Three words that many parents have heard at one time or another from sibling to sibling, or from child to parent - "I Hate You!"
It is difficult not to take a statement such as that personally, especially when it comes from our child. We must learn more about what is really taking place in that moment so that any unconscious manifestation that is spewed, such as "I hate you", isn't taken personally.
Have you ever been on the receiving end of those words from your child? What thoughts were trigged in you at that moment? "Oh my God, my own child hates me. What did I do wrong? I can't believe I'm hearing this. I have to make things ok or he/she will hate me forever." Identifying with that dialogue is what it means to "take things personally."
Here's a quick question. If a co-worker uttered those same three words to you, wouldn't it trigger similar dialogue as well? Yes it would, and that dialogue would be based, of course, on our past experience and level of identification with what we believe that person represents to us.
The bottom line is that without being present to ourselves, the past parts of ourselves simply use our mouths to do harm and that harm can be disguised in many different ways. This is something that is taking place all the time until we can learn to remain present to ourselves where we speak from a higher level of consciousness that can't harm itself or another.
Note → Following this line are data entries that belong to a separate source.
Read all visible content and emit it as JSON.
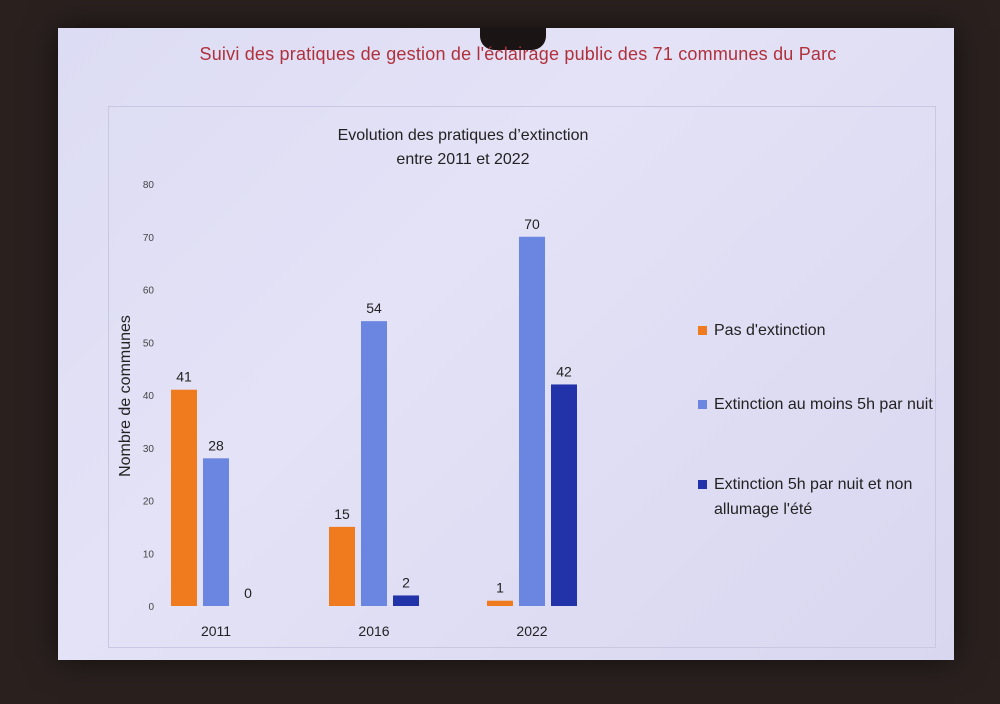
{
  "slide": {
    "title": "Suivi des pratiques de gestion de l'éclairage public des 71 communes du Parc"
  },
  "chart_data": {
    "type": "bar",
    "title": "Evolution des pratiques d’extinction",
    "subtitle": "entre 2011 et 2022",
    "ylabel": "Nombre de communes",
    "xlabel": "",
    "ylim": [
      0,
      80
    ],
    "yticks": [
      0,
      10,
      20,
      30,
      40,
      50,
      60,
      70,
      80
    ],
    "categories": [
      "2011",
      "2016",
      "2022"
    ],
    "series": [
      {
        "name": "Pas d'extinction",
        "color": "#f07a1e",
        "values": [
          41,
          15,
          1
        ]
      },
      {
        "name": "Extinction au moins 5h par nuit",
        "color": "#6b86e0",
        "values": [
          28,
          54,
          70
        ]
      },
      {
        "name": "Extinction 5h par nuit et non allumage l'été",
        "color": "#2233aa",
        "values": [
          0,
          2,
          42
        ]
      }
    ],
    "legend": "right",
    "grid": false
  }
}
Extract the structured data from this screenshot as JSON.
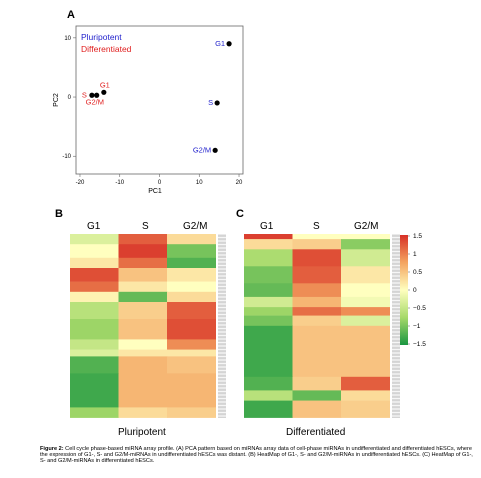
{
  "panels": {
    "a": "A",
    "b": "B",
    "c": "C"
  },
  "pca": {
    "legend": {
      "pluripotent": "Pluripotent",
      "differentiated": "Differentiated"
    },
    "colors": {
      "pluripotent": "#1f1fcc",
      "differentiated": "#e01f1f"
    },
    "xlabel": "PC1",
    "ylabel": "PC2",
    "xticks": [
      "-20",
      "-10",
      "0",
      "10",
      "20"
    ],
    "yticks": [
      "10",
      "0",
      "-10"
    ]
  },
  "chart_data": {
    "type": "scatter",
    "xlabel": "PC1",
    "ylabel": "PC2",
    "xlim": [
      -21,
      21
    ],
    "ylim": [
      -13,
      12
    ],
    "series": [
      {
        "name": "Pluripotent",
        "color": "#1f1fcc",
        "points": [
          {
            "label": "G1",
            "x": 17.5,
            "y": 9.0
          },
          {
            "label": "S",
            "x": 14.5,
            "y": -1.0
          },
          {
            "label": "G2/M",
            "x": 14.0,
            "y": -9.0
          }
        ]
      },
      {
        "name": "Differentiated",
        "color": "#e01f1f",
        "points": [
          {
            "label": "S",
            "x": -17.0,
            "y": 0.3
          },
          {
            "label": "G1",
            "x": -14.0,
            "y": 0.8
          },
          {
            "label": "G2/M",
            "x": -15.8,
            "y": 0.3
          }
        ]
      }
    ]
  },
  "heatmap_b": {
    "cols": [
      "G1",
      "S",
      "G2/M"
    ],
    "title": "Pluripotent"
  },
  "heatmap_c": {
    "cols": [
      "G1",
      "S",
      "G2/M"
    ],
    "title": "Differentiated"
  },
  "colorbar": {
    "ticks": [
      "1.5",
      "1",
      "0.5",
      "0",
      "−0.5",
      "−1",
      "−1.5"
    ]
  },
  "caption": {
    "label": "Figure 2:",
    "text": " Cell cycle phase-based miRNA array profile. (A) PCA pattern based on miRNAs array data of cell-phase miRNAs in undifferentiated and differentiated hESCs, where the expression of G1-, S- and G2/M-miRNAs in undifferentiated hESCs was distant. (B) HeatMap of G1-, S- and G2/M-miRNAs in undifferentiated hESCs. (C) HeatMap of G1-, S- and G2/M-miRNAs in differentiated hESCs."
  }
}
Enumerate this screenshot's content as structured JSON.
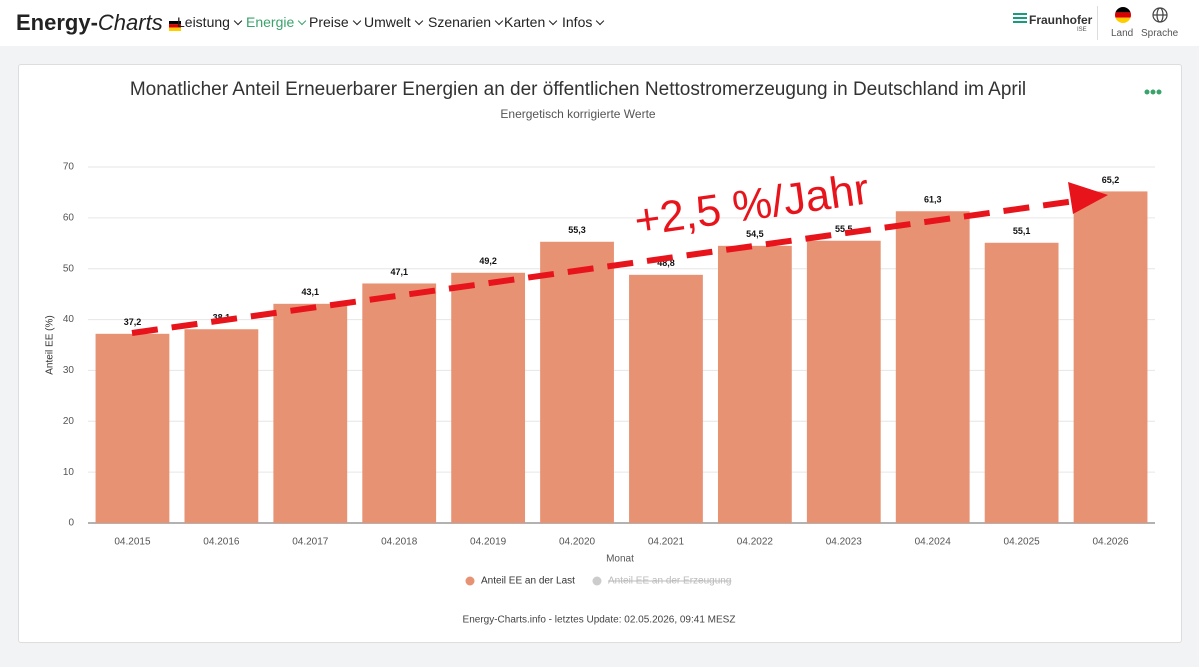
{
  "header": {
    "logo_bold": "Energy-",
    "logo_italic": "Charts",
    "nav": [
      "Leistung",
      "Energie",
      "Preise",
      "Umwelt",
      "Szenarien",
      "Karten",
      "Infos"
    ],
    "brand": "Fraunhofer",
    "brand_sub": "ISE",
    "country": "Land",
    "language": "Sprache"
  },
  "chart_data": {
    "type": "bar",
    "title": "Monatlicher Anteil Erneuerbarer Energien an der öffentlichen Nettostromerzeugung in Deutschland im April",
    "subtitle": "Energetisch korrigierte Werte",
    "x_label": "Monat",
    "y_label": "Anteil EE (%)",
    "categories": [
      "04.2015",
      "04.2016",
      "04.2017",
      "04.2018",
      "04.2019",
      "04.2020",
      "04.2021",
      "04.2022",
      "04.2023",
      "04.2024",
      "04.2025",
      "04.2026"
    ],
    "series": [
      {
        "name": "Anteil EE an der Last",
        "color": "#e89274",
        "values": [
          37.2,
          38.1,
          43.1,
          47.1,
          49.2,
          55.3,
          48.8,
          54.5,
          55.5,
          61.3,
          55.1,
          65.2
        ],
        "value_labels": [
          "37,2",
          "38,1",
          "43,1",
          "47,1",
          "49,2",
          "55,3",
          "48,8",
          "54,5",
          "55,5",
          "61,3",
          "55,1",
          "65,2"
        ]
      },
      {
        "name": "Anteil EE an der Erzeugung",
        "color": "#cccccc",
        "hidden": true
      }
    ],
    "ylim": [
      0,
      70
    ],
    "yticks": [
      0,
      10,
      20,
      30,
      40,
      50,
      60,
      70
    ],
    "grid": true,
    "annotation": "+2,5 %/Jahr",
    "footer": "Energy-Charts.info - letztes Update: 02.05.2026, 09:41 MESZ"
  }
}
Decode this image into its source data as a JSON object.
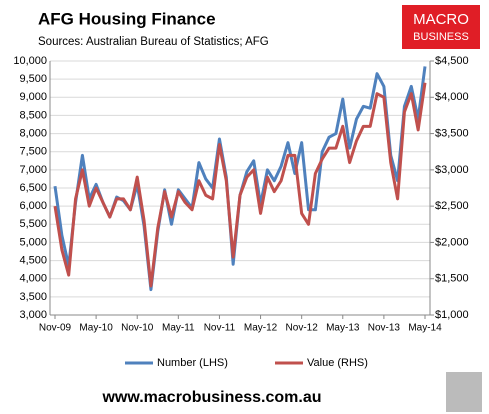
{
  "chart_data": {
    "type": "line",
    "title": "AFG Housing Finance",
    "subtitle": "Sources: Australian Bureau of Statistics; AFG",
    "categories": [
      "Nov-09",
      null,
      null,
      null,
      null,
      null,
      "May-10",
      null,
      null,
      null,
      null,
      null,
      "Nov-10",
      null,
      null,
      null,
      null,
      null,
      "May-11",
      null,
      null,
      null,
      null,
      null,
      "Nov-11",
      null,
      null,
      null,
      null,
      null,
      "May-12",
      null,
      null,
      null,
      null,
      null,
      "Nov-12",
      null,
      null,
      null,
      null,
      null,
      "May-13",
      null,
      null,
      null,
      null,
      null,
      "Nov-13",
      null,
      null,
      null,
      null,
      null,
      "May-14"
    ],
    "series": [
      {
        "name": "Number (LHS)",
        "color": "#4f81bd",
        "axis": "y",
        "values": [
          6550,
          5200,
          4350,
          6100,
          7400,
          6200,
          6600,
          6100,
          5700,
          6250,
          6150,
          5900,
          6600,
          5450,
          3700,
          5300,
          6450,
          5500,
          6450,
          6200,
          5950,
          7200,
          6750,
          6500,
          7850,
          6800,
          4400,
          6300,
          6950,
          7250,
          6050,
          7000,
          6700,
          7100,
          7750,
          6900,
          7750,
          5900,
          5900,
          7500,
          7900,
          8000,
          8950,
          7600,
          8400,
          8750,
          8700,
          9650,
          9300,
          7400,
          6700,
          8750,
          9300,
          8400,
          9850
        ]
      },
      {
        "name": "Value (RHS)",
        "color": "#c0504d",
        "axis": "y2",
        "values": [
          2500,
          1900,
          1550,
          2600,
          3000,
          2500,
          2750,
          2550,
          2350,
          2600,
          2600,
          2450,
          2900,
          2300,
          1400,
          2200,
          2700,
          2350,
          2700,
          2550,
          2450,
          2850,
          2650,
          2600,
          3350,
          2850,
          1800,
          2650,
          2900,
          3000,
          2400,
          2900,
          2700,
          2850,
          3200,
          3200,
          2400,
          2250,
          2950,
          3150,
          3300,
          3300,
          3600,
          3100,
          3400,
          3600,
          3600,
          4050,
          4000,
          3100,
          2600,
          3800,
          4050,
          3550,
          4200
        ]
      }
    ],
    "ylim": [
      3000,
      10000
    ],
    "yticks": [
      {
        "value": 3000,
        "label": "3,000"
      },
      {
        "value": 3500,
        "label": "3,500"
      },
      {
        "value": 4000,
        "label": "4,000"
      },
      {
        "value": 4500,
        "label": "4,500"
      },
      {
        "value": 5000,
        "label": "5,000"
      },
      {
        "value": 5500,
        "label": "5,500"
      },
      {
        "value": 6000,
        "label": "6,000"
      },
      {
        "value": 6500,
        "label": "6,500"
      },
      {
        "value": 7000,
        "label": "7,000"
      },
      {
        "value": 7500,
        "label": "7,500"
      },
      {
        "value": 8000,
        "label": "8,000"
      },
      {
        "value": 8500,
        "label": "8,500"
      },
      {
        "value": 9000,
        "label": "9,000"
      },
      {
        "value": 9500,
        "label": "9,500"
      },
      {
        "value": 10000,
        "label": "10,000"
      }
    ],
    "y2lim": [
      1000,
      4500
    ],
    "y2ticks": [
      {
        "value": 1000,
        "label": "$1,000"
      },
      {
        "value": 1500,
        "label": "$1,500"
      },
      {
        "value": 2000,
        "label": "$2,000"
      },
      {
        "value": 2500,
        "label": "$2,500"
      },
      {
        "value": 3000,
        "label": "$3,000"
      },
      {
        "value": 3500,
        "label": "$3,500"
      },
      {
        "value": 4000,
        "label": "$4,000"
      },
      {
        "value": 4500,
        "label": "$4,500"
      }
    ],
    "grid": true,
    "legend": "bottom"
  },
  "logo": {
    "line1": "MACRO",
    "line2": "BUSINESS"
  },
  "footer": "www.macrobusiness.com.au"
}
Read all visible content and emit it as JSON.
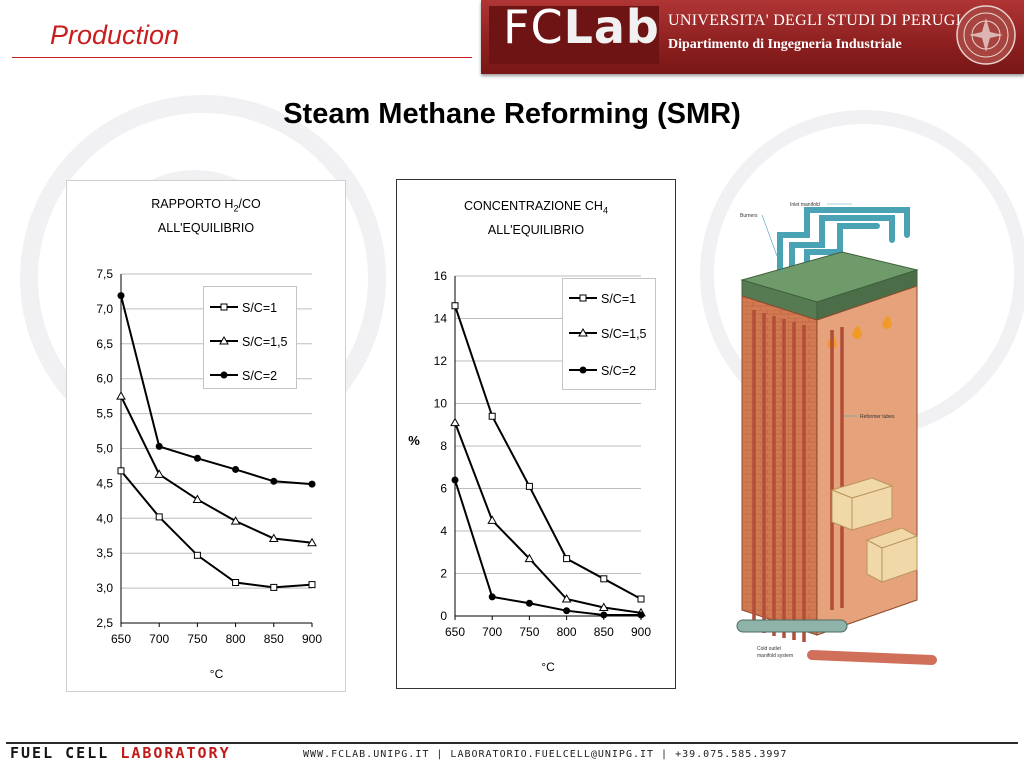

Until then, harmful words and actions will always be taken in one form or another.
Isn't it interesting that we can easily forgive our child for saying those three words, yet something in us will hold on to resentment of that co-worker who spewed the same? Why is that? In both instances, the spewing of those three words came from the same source - a part of ourselves that speaks unknowingly from pain - so why the difficulty in forgiving them? It only appears to be more difficult to forgive one person over another because of the value we have placed on that relationship in our life and what it means to us.
If we can understand that all negativity is pain - anger, unkindness, selfishness, resentment and the like, and stems simply from a lack of awareness in the moment (not being present to ourselves even though it may "appear" otherwise), then and only then can we move into a place of compassion for others instead of constant condemnation and judgment of them.
We come to see that it makes no sense to respond to "pain" with "pain."
Then no matter the value we have placed on any relationship in our life, forgiveness isn't measured through that value, but is instantaneously understood and given freely and equally.